Cette parenthèse historique se referme. Désormais, même une petite variation du coût du capital peut entraîner d'importantes conséquences négatives. Le fait que la Banque du Japon doive intervenir sur le marché obligataire pour atténuer la hausse du coût de la dette causée par une variation marginale des taux d'intérêt souligne l'énormité du problème actuel de la dette. Qu'il n'y ait aucun doute : cette situation n'est pas exclusive au Japon. La Fed, la BCE, la Banque d'Angleterre, la Banque Populaire de Chine et d'autres sont sur le point d'être confrontées à la même situation difficile.
4. Le retour de la domination fiscale
C'est la conséquence directe du problème lié à l'accumulation de dettes. Il y a une limite à la normalisation de la politique monétaire. Elle est probablement déjà atteinte des deux côtés de l'Atlantique. Si on ajoute à cela un double-déficit qui se creuse dans beaucoup d'économies de premier plan, en particulier les Etats-Unis, et un engagement de plus en plus présent de l'Etat dans les rouages de l'économie (le capitalisme rhénan, c'est par exemple plus de 350 milliards d'euros d'aides d'Etat depuis mars 2022 – soit la moitié de l'ensemble de l'aide étatique au niveau européen), on obtient le cocktail parfait pour que les banques centrales des pays développés baissent les taux en urgence, potentiellement d'ici la fin de l'année, et qu'elles acceptent de facto que l'inflation continue de courir à des niveaux plus élevés que la moyenne des vingt dernières années, autour de 3-4 %.
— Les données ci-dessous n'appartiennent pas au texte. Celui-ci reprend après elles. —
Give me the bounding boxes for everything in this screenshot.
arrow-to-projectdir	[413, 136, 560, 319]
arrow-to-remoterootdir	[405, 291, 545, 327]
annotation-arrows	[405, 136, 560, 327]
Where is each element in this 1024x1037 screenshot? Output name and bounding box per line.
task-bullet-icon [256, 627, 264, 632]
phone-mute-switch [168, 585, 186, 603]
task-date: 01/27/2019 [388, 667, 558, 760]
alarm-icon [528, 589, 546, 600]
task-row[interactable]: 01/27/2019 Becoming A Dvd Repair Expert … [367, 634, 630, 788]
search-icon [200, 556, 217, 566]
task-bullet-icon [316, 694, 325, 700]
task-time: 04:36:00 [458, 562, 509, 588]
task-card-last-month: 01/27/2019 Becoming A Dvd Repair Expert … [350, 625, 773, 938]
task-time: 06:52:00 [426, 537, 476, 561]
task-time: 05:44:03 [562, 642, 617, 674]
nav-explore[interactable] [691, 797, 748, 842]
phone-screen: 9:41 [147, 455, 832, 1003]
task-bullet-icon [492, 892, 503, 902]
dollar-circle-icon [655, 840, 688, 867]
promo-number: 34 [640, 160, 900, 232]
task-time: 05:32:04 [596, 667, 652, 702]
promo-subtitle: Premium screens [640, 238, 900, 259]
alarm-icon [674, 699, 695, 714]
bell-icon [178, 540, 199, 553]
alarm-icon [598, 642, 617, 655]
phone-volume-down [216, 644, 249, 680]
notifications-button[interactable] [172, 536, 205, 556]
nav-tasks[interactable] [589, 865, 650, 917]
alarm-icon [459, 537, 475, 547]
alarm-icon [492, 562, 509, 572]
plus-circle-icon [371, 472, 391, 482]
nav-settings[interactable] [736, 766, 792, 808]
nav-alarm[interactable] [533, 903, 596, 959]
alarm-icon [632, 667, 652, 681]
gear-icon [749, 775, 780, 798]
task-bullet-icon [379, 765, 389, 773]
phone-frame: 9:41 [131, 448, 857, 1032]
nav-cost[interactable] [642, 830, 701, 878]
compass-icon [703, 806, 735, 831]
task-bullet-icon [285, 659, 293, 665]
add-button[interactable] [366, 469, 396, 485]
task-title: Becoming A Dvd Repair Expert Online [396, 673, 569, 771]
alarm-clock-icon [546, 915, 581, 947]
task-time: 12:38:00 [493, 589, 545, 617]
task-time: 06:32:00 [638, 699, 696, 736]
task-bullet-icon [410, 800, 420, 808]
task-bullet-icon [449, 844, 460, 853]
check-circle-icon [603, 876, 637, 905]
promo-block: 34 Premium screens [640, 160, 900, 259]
Nous doutons que les banques centrales ouvrent, à ce stade, le débat épineux du relèvement de la cible officielle actuellement à 2 %. C'est un débat vain tant que les marchés financiers ne paniquent pas. Et il est certain qu'ils pourront s'accommoder d'une inflation un peu supérieure à la norme si, en contrepartie, le coût du capital chute avec la diminution des taux d'intérêt. C'est le seul moyen de sauver le système actuel qui repose sur une montagne de dettes rarement liée à des investissements productifs.